As diplomatic relations over the Falklands continue to be strained, Royal Holloway's Professor Klaus Dodds has stated the two countries will continue to uphold their deal in Antarctica.
He told Express.co.uk: “I think, for the moment, conflict between the UK and Argentina is unlikely.
“The UK and Argentina have, in a sense, some common cause here.
“Despite all their disagreements in places like the Falklands, there is a common cause because both countries are long-standing, but smaller Antarctic nations.
“The Antarctic Treaty System protects both of their territorial claims."
The Antarctic Treaty System entered into force in 1961 and sets aside Antarctica as a scientific preserve, for freedom of scientific investigation and bans military activity on the continent.
But, while Prof Dodds is sure the UK and Argentina will not break the agreement, he fears others may.
He added: “The last thing the UK and Argentina want – and Chile because they claim the same part – is the treaty to fall apart.
“That is of no strategic advantage to any of those three countries.
“So what Argentina and Britain will do in the future is continue to trade in a war of words over the ownership of the Falklands and South Georgia, but they don’t want conflict
“There is no incentive and both would look on with concern in terms of what Russia and China might wish to do in Antarctica and hope that the US would be an important strategic counterbalance.”
Russia currently has the most icebreaker ships in the Antarctic and China is building more, in what experts have already warned could lead to future tension.

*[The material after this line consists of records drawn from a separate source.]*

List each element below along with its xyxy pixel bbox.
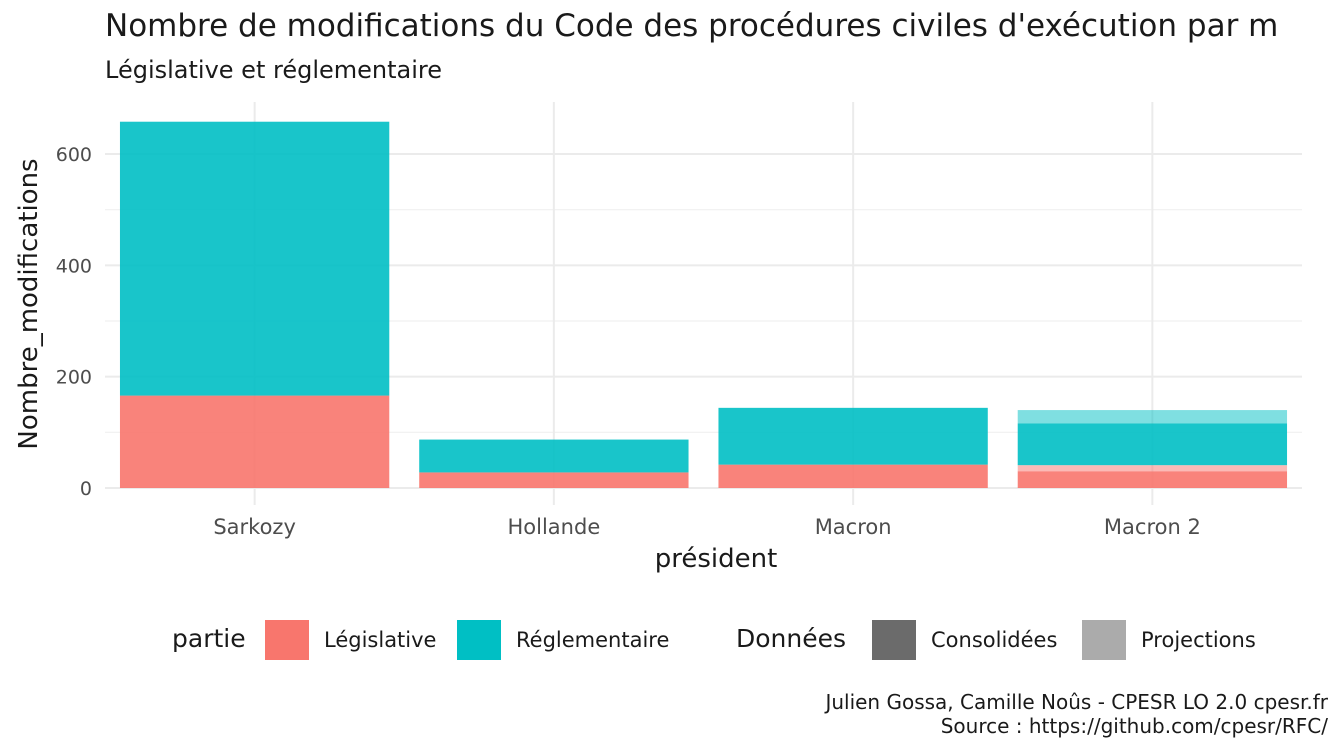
bar-legislative-consolidees-macron: [718, 464, 988, 488]
y-tick-label: 200: [56, 367, 92, 389]
legend-label-legislative: Législative: [324, 628, 437, 652]
bar-reglementaire-consolidees-sarkozy: [119, 121, 390, 396]
chart-subtitle: Législative et réglementaire: [105, 56, 442, 84]
legend: partie Législative Réglementaire Données…: [0, 618, 1344, 666]
caption: Julien Gossa, Camille Noûs - CPESR LO 2.…: [825, 690, 1328, 738]
bars-group: [119, 121, 1288, 488]
legend-label-reglementaire: Réglementaire: [516, 628, 670, 652]
bar-reglementaire-projections-macron-2: [1017, 410, 1288, 424]
y-tick-label: 0: [80, 478, 92, 500]
bar-legislative-consolidees-sarkozy: [119, 395, 390, 488]
chart-title: Nombre de modifications du Code des proc…: [105, 8, 1279, 44]
y-tick-label: 600: [56, 144, 92, 166]
x-tick-labels: Sarkozy Hollande Macron Macron 2: [213, 515, 1200, 539]
y-axis-label: Nombre_modifications: [14, 158, 44, 449]
bar-reglementaire-consolidees-hollande: [419, 439, 689, 473]
bar-legislative-projections-macron-2: [1017, 465, 1288, 472]
legend-key-legislative: [265, 620, 309, 660]
y-tick-labels: 0 200 400 600: [56, 144, 92, 500]
plot-area: 0 200 400 600 Sarkozy Hollande Macron Macron 2…: [14, 102, 1302, 574]
legend-key-consolidees: [872, 620, 916, 660]
bar-legislative-consolidees-macron-2: [1017, 471, 1288, 488]
legend-title-partie: partie: [172, 624, 246, 653]
bar-reglementaire-consolidees-macron: [718, 407, 988, 465]
bar-reglementaire-consolidees-macron-2: [1017, 423, 1288, 466]
legend-title-donnees: Données: [736, 624, 847, 653]
caption-source: Source : https://github.com/cpesr/RFC/: [940, 714, 1328, 738]
x-tick-label: Hollande: [508, 515, 601, 539]
y-tick-label: 400: [56, 255, 92, 277]
x-tick-label: Macron: [815, 515, 892, 539]
x-tick-label: Sarkozy: [213, 515, 296, 539]
legend-label-projections: Projections: [1141, 628, 1256, 652]
x-tick-label: Macron 2: [1104, 515, 1201, 539]
legend-label-consolidees: Consolidées: [931, 628, 1058, 652]
bar-legislative-consolidees-hollande: [419, 472, 689, 488]
x-axis-label: président: [655, 544, 778, 574]
legend-key-reglementaire: [457, 620, 501, 660]
caption-authors: Julien Gossa, Camille Noûs - CPESR LO 2.…: [825, 690, 1328, 714]
legend-key-projections: [1082, 620, 1126, 660]
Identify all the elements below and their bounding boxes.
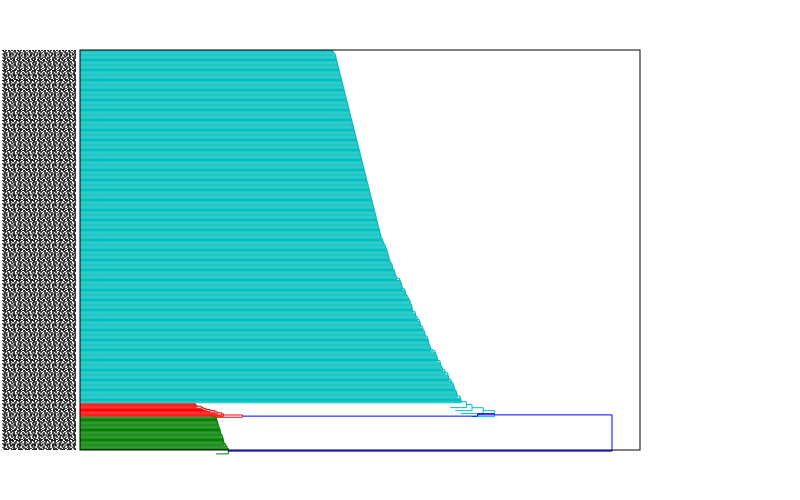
leaf-label-column (2, 50, 76, 450)
dendrogram-links (80, 50, 613, 455)
plot-frame (79, 49, 641, 451)
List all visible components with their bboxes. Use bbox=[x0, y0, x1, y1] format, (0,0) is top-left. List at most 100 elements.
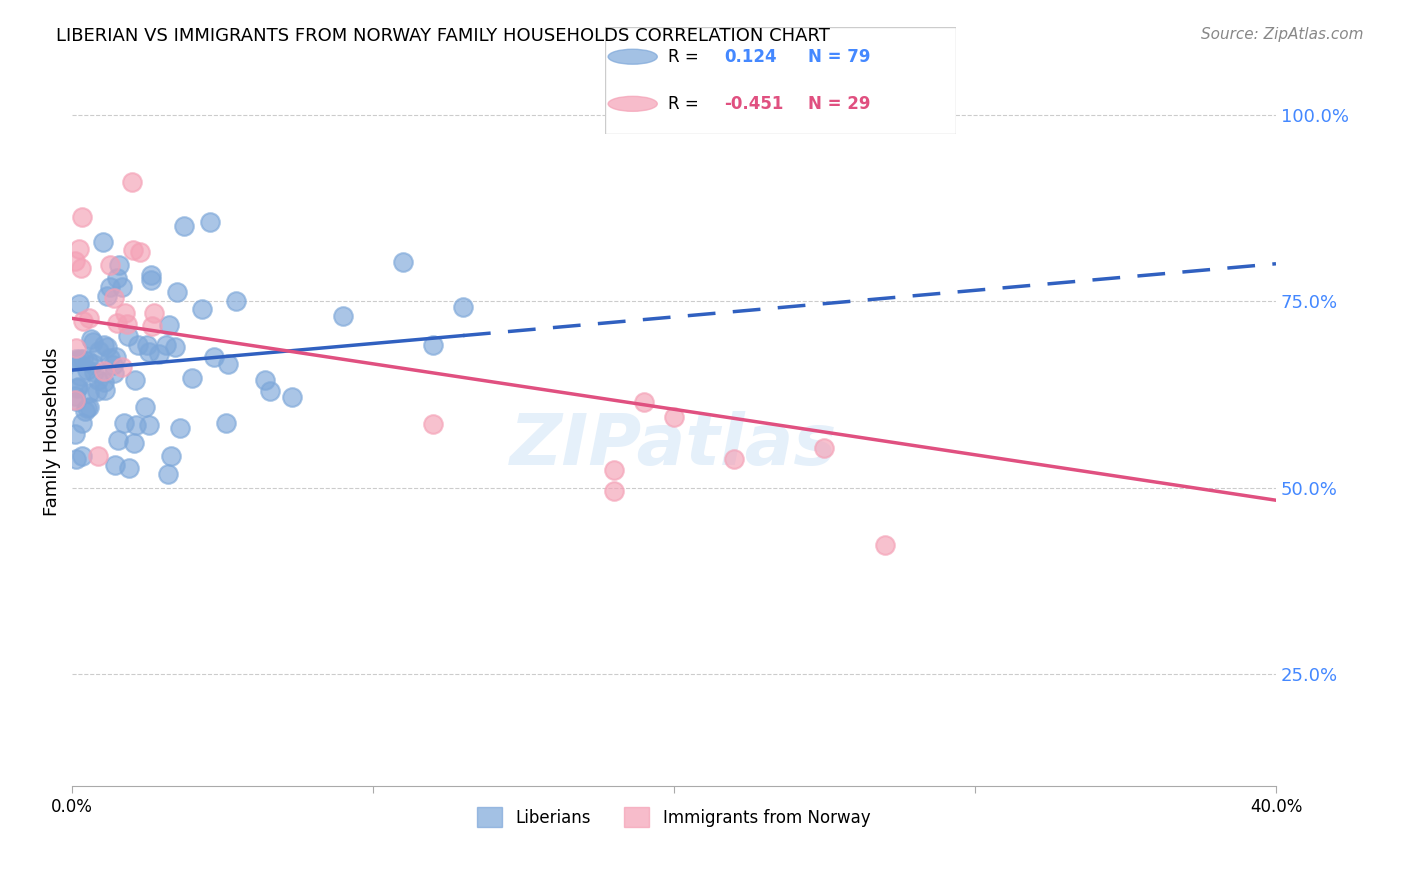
Point bbox=[65, 452, 87, 467]
Point bbox=[108, 258, 131, 272]
Text: R =: R = bbox=[668, 95, 704, 112]
Point bbox=[112, 416, 135, 430]
Point bbox=[114, 306, 136, 320]
Point bbox=[225, 294, 247, 309]
Point bbox=[157, 467, 180, 481]
Point bbox=[391, 255, 413, 269]
Point bbox=[163, 340, 186, 354]
Point bbox=[63, 389, 86, 403]
Point bbox=[98, 351, 121, 365]
Point bbox=[118, 460, 141, 475]
Point bbox=[70, 260, 93, 275]
Point bbox=[63, 254, 86, 268]
Point bbox=[104, 458, 127, 472]
Point bbox=[111, 360, 134, 375]
Point bbox=[104, 350, 127, 364]
Point bbox=[103, 291, 125, 305]
Point bbox=[723, 452, 745, 467]
Point bbox=[103, 366, 125, 380]
Point bbox=[69, 351, 91, 366]
Point bbox=[105, 316, 128, 330]
Point bbox=[82, 335, 104, 350]
Point bbox=[281, 390, 304, 404]
Point bbox=[93, 376, 115, 390]
Point bbox=[70, 211, 93, 225]
Point bbox=[98, 258, 121, 272]
Point bbox=[111, 280, 134, 294]
Point bbox=[63, 354, 86, 368]
Point bbox=[136, 338, 159, 352]
Point bbox=[67, 243, 90, 257]
Point bbox=[63, 393, 86, 408]
Point bbox=[67, 380, 90, 394]
Point bbox=[813, 442, 835, 456]
Point bbox=[155, 338, 177, 352]
Point bbox=[87, 373, 110, 387]
Point bbox=[198, 215, 221, 229]
Text: N = 29: N = 29 bbox=[808, 95, 870, 112]
Point bbox=[93, 337, 115, 351]
Point bbox=[173, 219, 195, 233]
Point bbox=[134, 401, 156, 415]
Point bbox=[181, 371, 204, 385]
Point bbox=[115, 317, 138, 331]
Point bbox=[87, 343, 110, 358]
Text: LIBERIAN VS IMMIGRANTS FROM NORWAY FAMILY HOUSEHOLDS CORRELATION CHART: LIBERIAN VS IMMIGRANTS FROM NORWAY FAMIL… bbox=[56, 27, 830, 45]
Point bbox=[202, 350, 225, 364]
Point bbox=[67, 297, 90, 311]
Text: R =: R = bbox=[668, 48, 704, 66]
Point bbox=[124, 373, 146, 387]
Point bbox=[98, 280, 121, 294]
Point bbox=[96, 340, 118, 354]
Point bbox=[94, 383, 117, 397]
Point bbox=[166, 285, 188, 300]
FancyBboxPatch shape bbox=[605, 27, 956, 134]
Point bbox=[602, 484, 624, 499]
Point bbox=[65, 341, 87, 355]
Point bbox=[142, 306, 165, 320]
Point bbox=[422, 417, 444, 431]
Point bbox=[105, 270, 128, 285]
Text: -0.451: -0.451 bbox=[724, 95, 783, 112]
Point bbox=[121, 243, 143, 257]
Point bbox=[125, 417, 148, 432]
Text: ZIPatlas: ZIPatlas bbox=[510, 411, 838, 480]
Point bbox=[65, 351, 87, 366]
Point bbox=[259, 384, 281, 398]
Point bbox=[602, 463, 624, 477]
Point bbox=[253, 373, 276, 387]
Point bbox=[63, 427, 86, 442]
Point bbox=[217, 357, 239, 371]
Point bbox=[76, 354, 98, 368]
Point bbox=[141, 318, 163, 333]
Point bbox=[77, 400, 100, 414]
Point bbox=[215, 416, 238, 430]
Point bbox=[101, 358, 124, 372]
Point bbox=[65, 393, 87, 408]
Point bbox=[662, 409, 685, 424]
Legend: Liberians, Immigrants from Norway: Liberians, Immigrants from Norway bbox=[471, 800, 877, 834]
Point bbox=[157, 318, 180, 332]
Point bbox=[66, 381, 89, 395]
Point bbox=[138, 417, 160, 432]
Point bbox=[873, 538, 896, 552]
Point bbox=[138, 345, 160, 359]
Point bbox=[83, 365, 105, 379]
Point bbox=[73, 403, 96, 417]
Text: N = 79: N = 79 bbox=[808, 48, 870, 66]
Point bbox=[332, 309, 354, 323]
Point bbox=[127, 337, 149, 351]
Point bbox=[121, 175, 143, 189]
Point bbox=[76, 363, 98, 377]
Point bbox=[122, 436, 145, 450]
Point bbox=[93, 364, 115, 378]
Point bbox=[633, 395, 655, 409]
Point bbox=[422, 338, 444, 352]
Point bbox=[191, 301, 214, 316]
Point bbox=[148, 347, 170, 361]
Point bbox=[117, 329, 139, 343]
Point bbox=[139, 268, 162, 283]
Point bbox=[79, 386, 101, 401]
Point bbox=[80, 332, 103, 346]
Point bbox=[70, 417, 93, 431]
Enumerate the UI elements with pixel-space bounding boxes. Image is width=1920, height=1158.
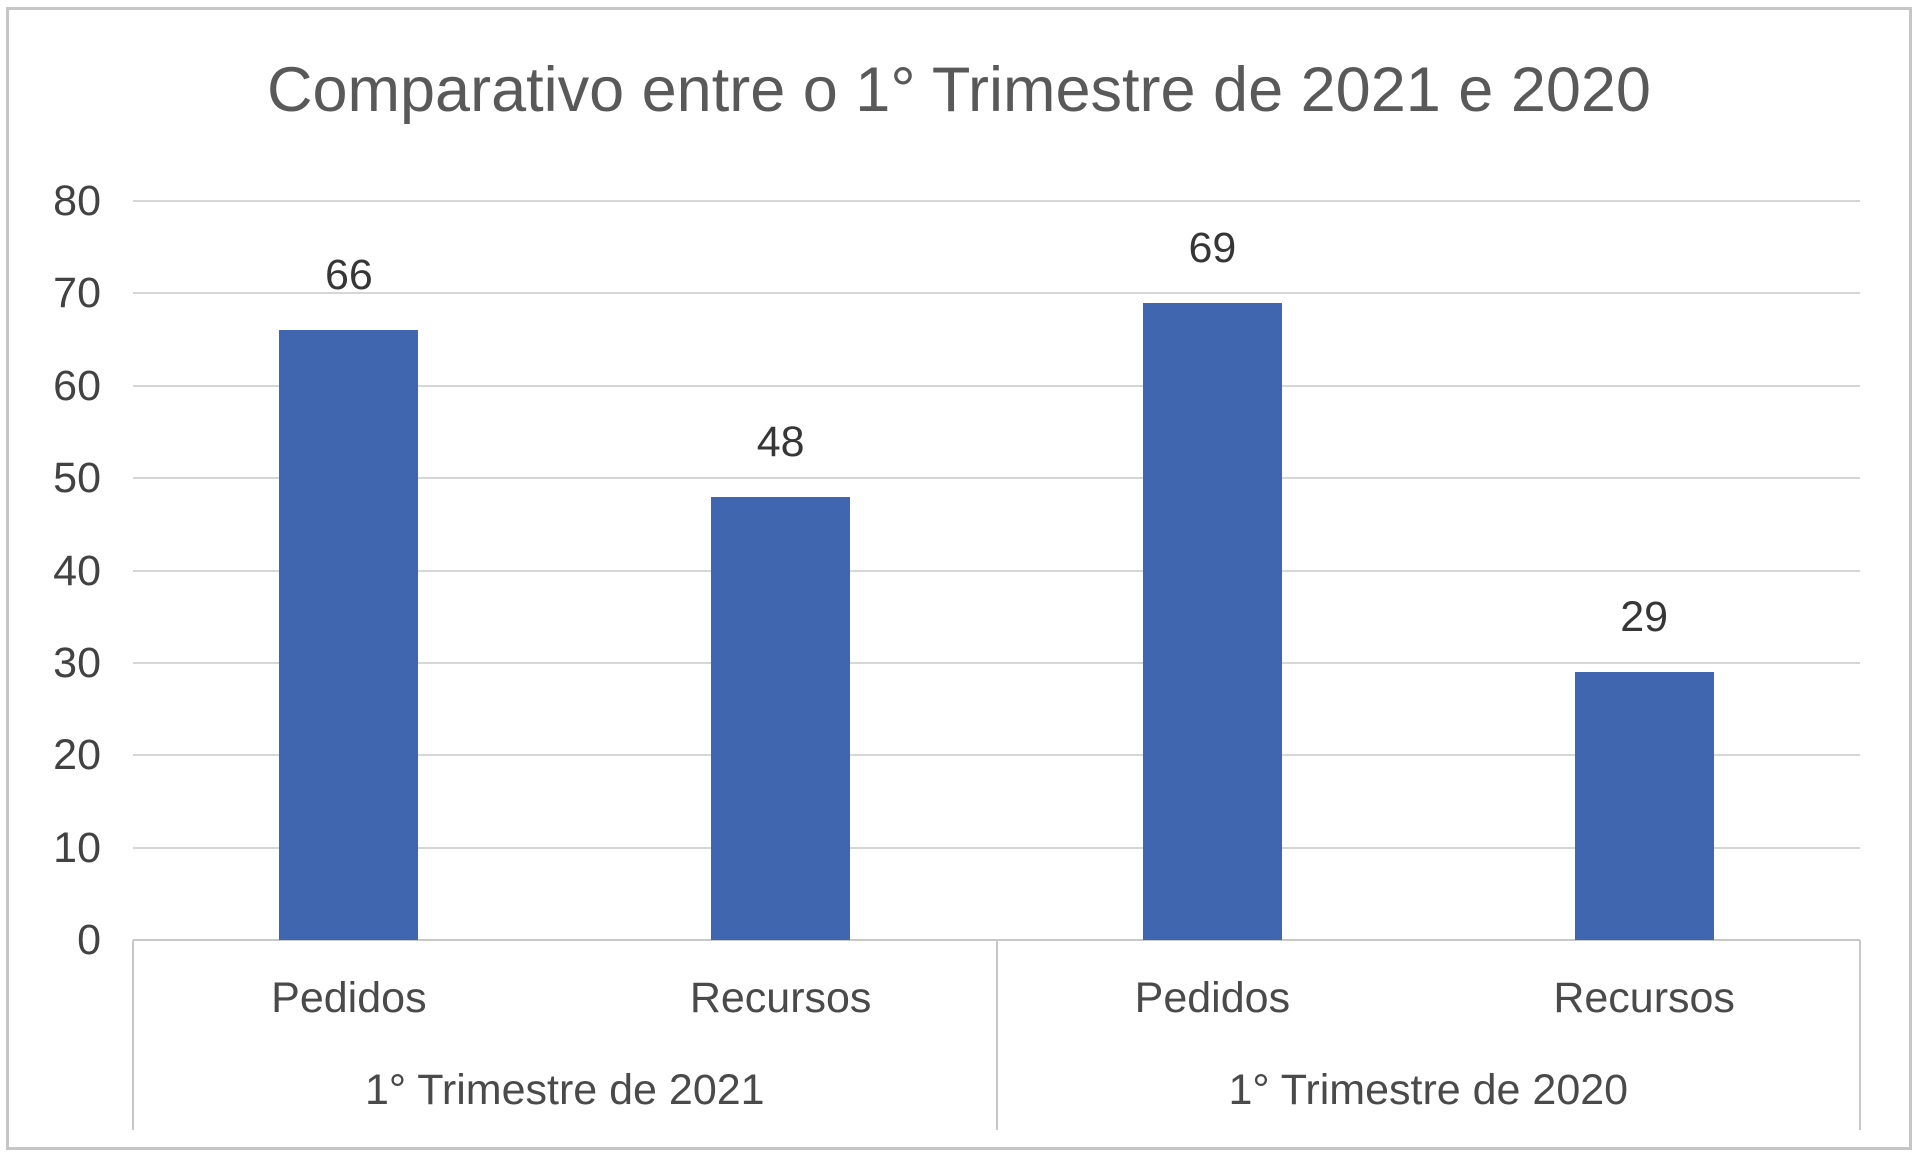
y-axis-tick-label: 0 [77,916,101,964]
category-separator [1859,940,1861,1130]
category-label: Pedidos [1134,974,1291,1022]
bar [1142,302,1282,940]
gridline [133,754,1860,757]
category-label: Pedidos [271,974,427,1022]
gridline [133,661,1860,664]
bar-value-label: 29 [1620,593,1669,642]
bar [279,330,419,940]
gridline [133,384,1860,387]
gridline [133,200,1860,202]
category-label: Recursos [1553,974,1735,1022]
category-separator [995,940,998,1130]
category-label: Recursos [689,974,872,1022]
y-axis-tick-label: 40 [53,546,101,595]
bar [711,496,851,940]
gridline [133,477,1860,480]
y-axis-tick-label: 30 [53,638,101,687]
group-label: 1° Trimestre de 2021 [364,1066,765,1114]
gridline [133,846,1860,849]
bar-value-label: 69 [1188,223,1237,272]
gridline [133,292,1860,295]
gridline [133,569,1860,572]
bar-value-label: 66 [324,251,373,300]
y-axis-tick-label: 80 [53,177,101,225]
y-axis-tick-label: 60 [53,361,101,410]
group-label: 1° Trimestre de 2020 [1228,1066,1629,1114]
bar-value-label: 48 [756,417,805,466]
y-axis-tick-label: 20 [53,731,101,780]
y-axis-tick-label: 70 [53,269,101,318]
category-separator [132,940,134,1130]
chart-title: Comparativo entre o 1° Trimestre de 2021… [267,55,1651,125]
chart-frame: Comparativo entre o 1° Trimestre de 2021… [6,7,1912,1150]
y-axis-tick-label: 50 [53,454,101,503]
bar [1574,672,1714,940]
y-axis-tick-label: 10 [53,823,101,872]
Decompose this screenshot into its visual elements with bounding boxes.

They are both trying to contest marine protected areas, to allow for more fishing, which some say is a proxy for mineral mining.
In 2048, several elements of the Antarctic Treaty will come up for contention, but Prof Dodds warns that China and Russia can “chip away” at parts of the treaty well before then, which risks crumbling the whole pact.
He continued: "In the next five to 10 years, a lot of this tension will make itself known, so there’s no point obsessing about dates on the treaty.
“What’s going on now is a source of concern, not what happens in 2048 – a lot of these things are already revealing themselves.
“We’ve got to stop thinking of these places as remote, unimportant or disconnected, they’re not – they are centre stage in global politics.
“Western countries want to hang on to the treaty, so what China will do is it will keep chipping away at the terms – in the sense of the collective will and determination of the others to try and block them – because they don’t want China to walk away, or Russia.
“That’s why consensus often leads to uncomfortable compromise, it’s a Catch-22 – you want to keep the big players, but it carries with it costs and dangers.”
Prof Dodds says this is the kind of scenario which could potentially leave the door open to difficult decisions between the UK and Argentina if the treaty no longer holds weight.
He added: “Argentina and the UK are both claimant states in Antarctica and the Antarctic Treaty protects their territorial interests.
“With China and Russia chipping away, you might have a situation where other parties have a very difficult decision to make about how they maintain ‘consensus’ which is the hallmark of Antarctic governance.
“No one wants China and Russia to walk away from the treaty.
“Argentina and the UK, of course, if they both remain part of the treaty, still have a common interest in making sure that the treaty endures.”